Of course Hollywood presented a highly romanticized version of cowboys and their life. If they wanted authentic, they would have been dressed like hobos.
The fact that a lot of high end cars have way more safety features than the government demands makes me think that consumer demand has a lot to do with it.
In Los Angeles, they have the Autry Museum of Western Heritage
They show outfits that actors wore in movies . . . and the outfits that people wore in real life, “back in the day”
They’re nothing alike
They also have several vintage photographs, and the people look nothing like the people in the movies from the 1950s and 1960s, for example. Common folks didn’t look or dress like John Wayne or Randolph Scott
Like I said before, I don’t like horses. Never have. We don’t get along very well, so if cars are ever eliminated, I will not get a horse. I will get a new bike, but I’ll put a motor on it.
One thing though when you are looking at the stats in other countries, you have to consider the homogeneous nature of the population. Japan is not like Chicago by a long shot. Even Europe until recently were largely a single culture.

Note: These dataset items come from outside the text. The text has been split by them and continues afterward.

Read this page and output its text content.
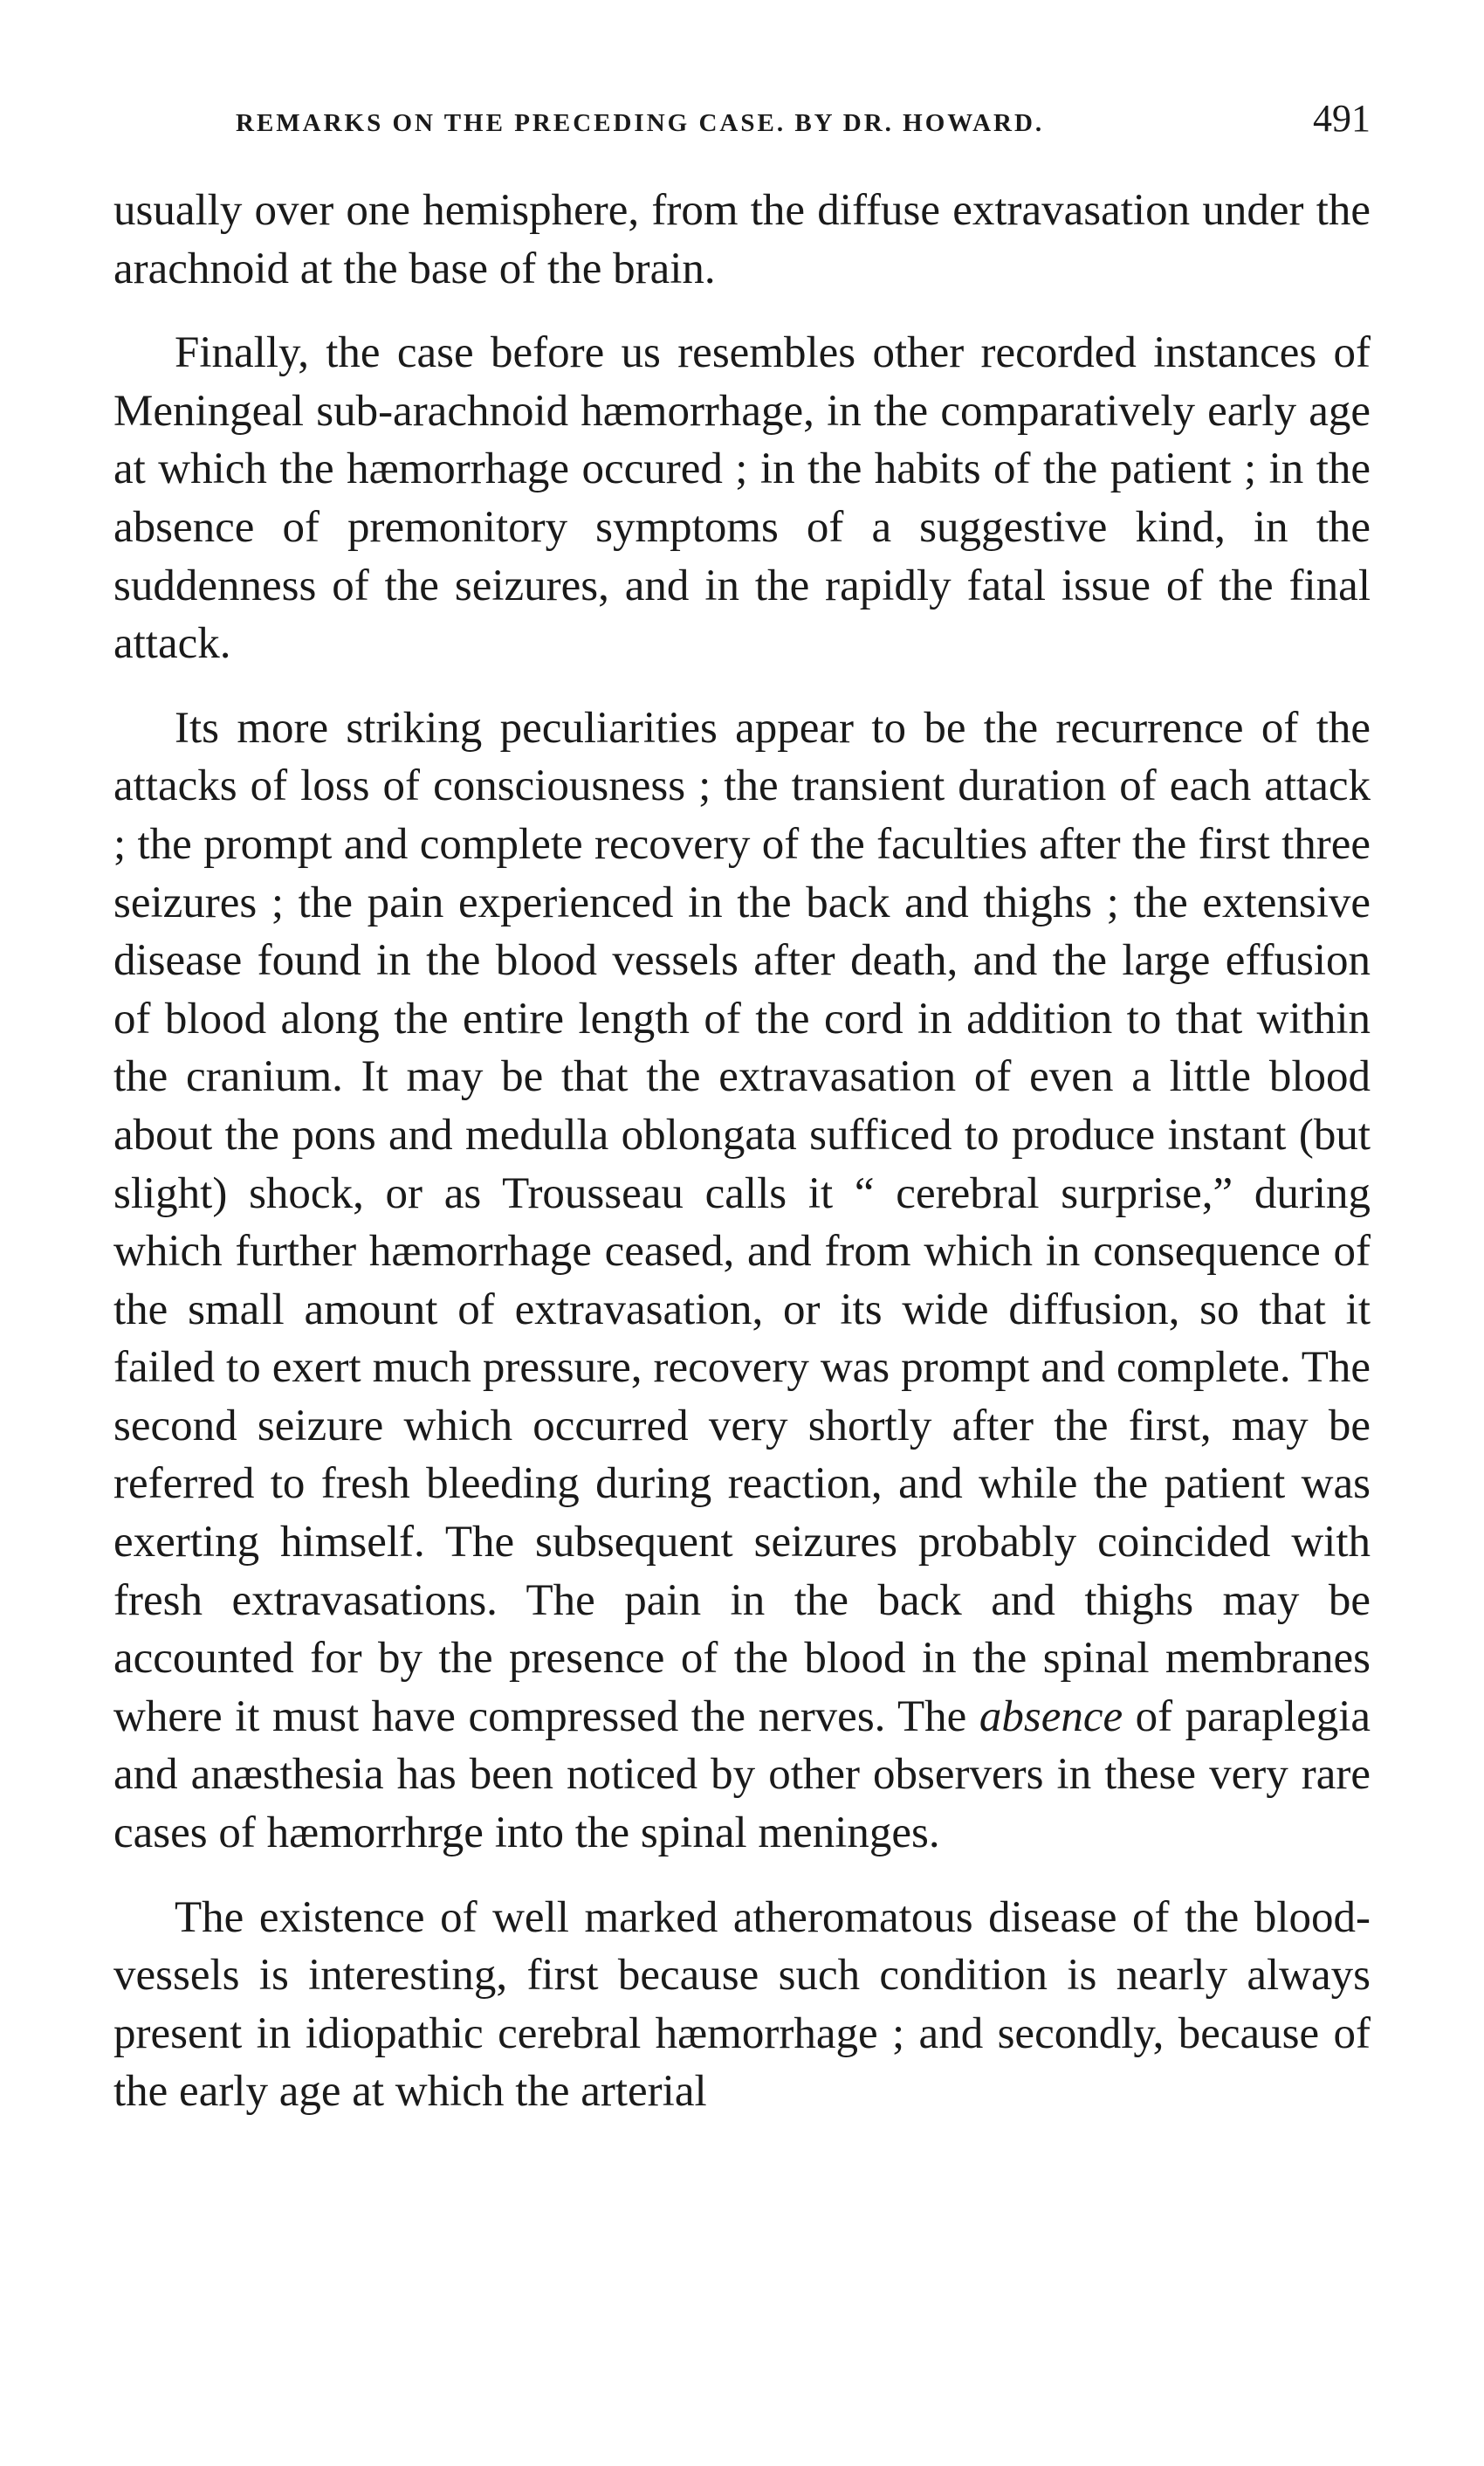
REMARKS ON THE PRECEDING CASE. BY DR. HOWARD.	491

usually over one hemisphere, from the diffuse extravasation under the arachnoid at the base of the brain.

Finally, the case before us resembles other recorded instances of Meningeal sub-arachnoid hæmorrhage, in the comparatively early age at which the hæmorrhage occured ; in the habits of the patient ; in the absence of premonitory symptoms of a suggestive kind, in the suddenness of the seizures, and in the rapidly fatal issue of the final attack.

Its more striking peculiarities appear to be the recurrence of the attacks of loss of consciousness ; the transient duration of each attack ; the prompt and complete recovery of the faculties after the first three seizures ; the pain experienced in the back and thighs ; the extensive disease found in the blood vessels after death, and the large effusion of blood along the entire length of the cord in addition to that within the cranium. It may be that the extravasation of even a little blood about the pons and medulla oblongata sufficed to produce instant (but slight) shock, or as Trousseau calls it “ cerebral surprise,” during which further hæmorrhage ceased, and from which in consequence of the small amount of extravasation, or its wide diffusion, so that it failed to exert much pressure, recovery was prompt and complete. The second seizure which occurred very shortly after the first, may be referred to fresh bleeding during reaction, and while the patient was exerting himself. The subsequent seizures probably coincided with fresh extravasations. The pain in the back and thighs may be accounted for by the presence of the blood in the spinal membranes where it must have compressed the nerves. The absence of paraplegia and anæsthesia has been noticed by other observers in these very rare cases of hæmorrhrge into the spinal meninges.

The existence of well marked atheromatous disease of the blood-vessels is interesting, first because such condition is nearly always present in idiopathic cerebral hæmorrhage ; and secondly, because of the early age at which the arterial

Back to eliminating cell phones, uh, I mean cars. Yeah sure we want safe cars and safe roads, but with the freedom to travel by whatever means we want comes risk. There are worse things than death, where we are all heading sooner or later.
I think the insurance industry has a lot to do with added safety features and safety legislation. IIHS/HLDI represent almost all auto insurers. Safety features in general reduce payouts, but they don’t seem to reduce policy costs to us.
I would question that assumption. Making a car safer in a collision does not necessarily make the car cheaper to repair after a collision. Some minor collisions even leave you with a functional “totaled” car.
The thing about living in an economy with a free market is that costs almost never go down due to near constant inflation. You’ll never see insurance or healthcare costs drop significantly, but if your rates haven’t increased in the last decade, cost controls are working. Sometimes cost controls manifest as slower growth.